As a permanent judicial institution, the ICC requires functional permanent premises to enable the Court to discharge its duties effectively and to reflect the significance of the Court in the fight against impunity. In December 2007 the Assembly of States Parties decided that the ICC should be provided with newly built permanent premises.
The aim of the project is to construct permanent premises for the ICC on a prime site. The new Court will be situated between the natural rolling dunes landscape and the edge of The Hague on the site where the Alexanderkazerne (Alexander Barracks) were located on the van Alkemadelaan/Oude Waalsdorperweg.
The chosen site is an ideal location since it is situated close to the detention centre and to major roads. The site is part of the International Zone of The Hague which also contains the Peace Palace, Europol, ICTY, OPCW and The Hague World Forum.
The host state (The Netherlands) made the site available free of charge. The project is funded by the 122 States Parties that have ratified the Rome Statute, through a mixture of one-time payments or via the utilisation of a loan offered by the host state. In addition, the host state organised and financed the architectural design competition, which started at the end of 2008.

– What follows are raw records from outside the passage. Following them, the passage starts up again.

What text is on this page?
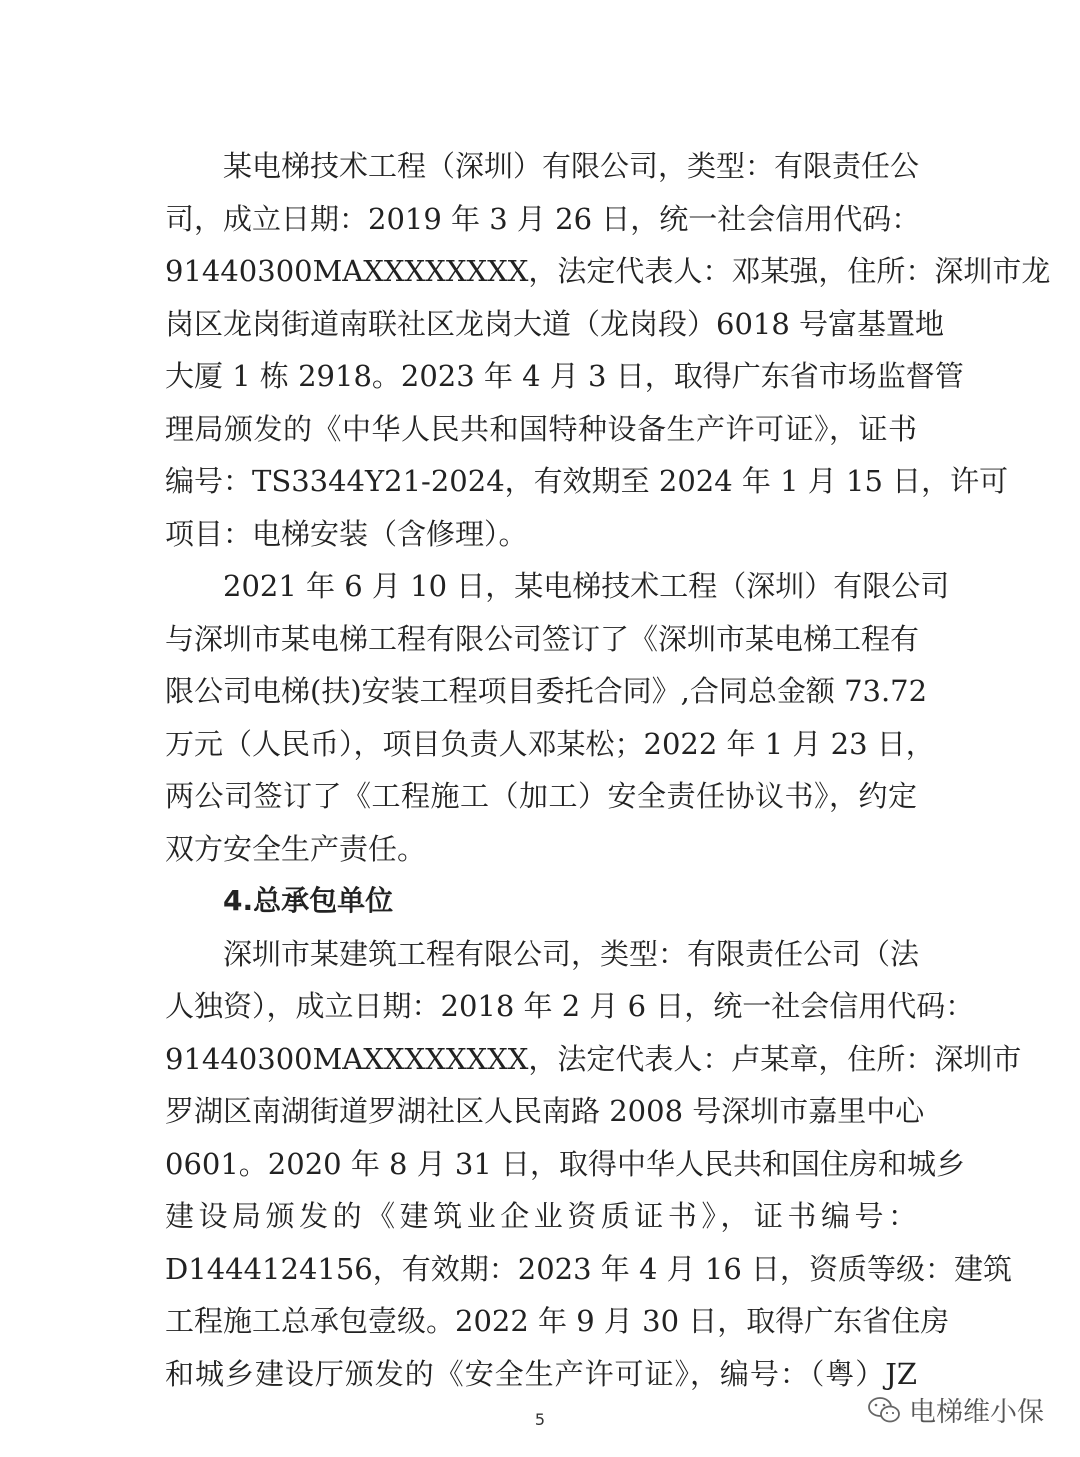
某电梯技术工程（深圳）有限公司，类型：有限责任公
司，成立日期：2019 年 3 月 26 日，统一社会信用代码：
91440300MAXXXXXXXX，法定代表人：邓某强，住所：深圳市龙
岗区龙岗街道南联社区龙岗大道（龙岗段）6018 号富基置地
大厦 1 栋 2918。2023 年 4 月 3 日，取得广东省市场监督管
理局颁发的《中华人民共和国特种设备生产许可证》，证书
编号：TS3344Y21-2024，有效期至 2024 年 1 月 15 日，许可
项目：电梯安装（含修理）。
2021 年 6 月 10 日，某电梯技术工程（深圳）有限公司
与深圳市某电梯工程有限公司签订了《深圳市某电梯工程有
限公司电梯(扶)安装工程项目委托合同》,合同总金额 73.72
万元（人民币），项目负责人邓某松；2022 年 1 月 23 日，
两公司签订了《工程施工（加工）安全责任协议书》，约定
双方安全生产责任。
4.总承包单位
深圳市某建筑工程有限公司，类型：有限责任公司（法
人独资），成立日期：2018 年 2 月 6 日，统一社会信用代码：
91440300MAXXXXXXXX，法定代表人：卢某章，住所：深圳市
罗湖区南湖街道罗湖社区人民南路 2008 号深圳市嘉里中心
0601。2020 年 8 月 31 日，取得中华人民共和国住房和城乡
建设局颁发的《建筑业企业资质证书》，证书编号：
D1444124156，有效期：2023 年 4 月 16 日，资质等级：建筑
工程施工总承包壹级。2022 年 9 月 30 日，取得广东省住房
和城乡建设厅颁发的《安全生产许可证》，编号：（粤）JZ
5	电梯维小保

In 2010 the Danish firm schmidt hammer lassen was selected to design the new premises, as its design met all the ICC’s criteria, including design quality, sustainability, functionality and cost. In October 2012 the tendering procedure for the General Contractor was completed and the combination Visser & Smit Bouw and Boele & van Eesteren (“Courtys”) was selected for the realisation of the ICC’s Permanent Premises.
Construction will be completed in 2015, when the premises will be ready for use.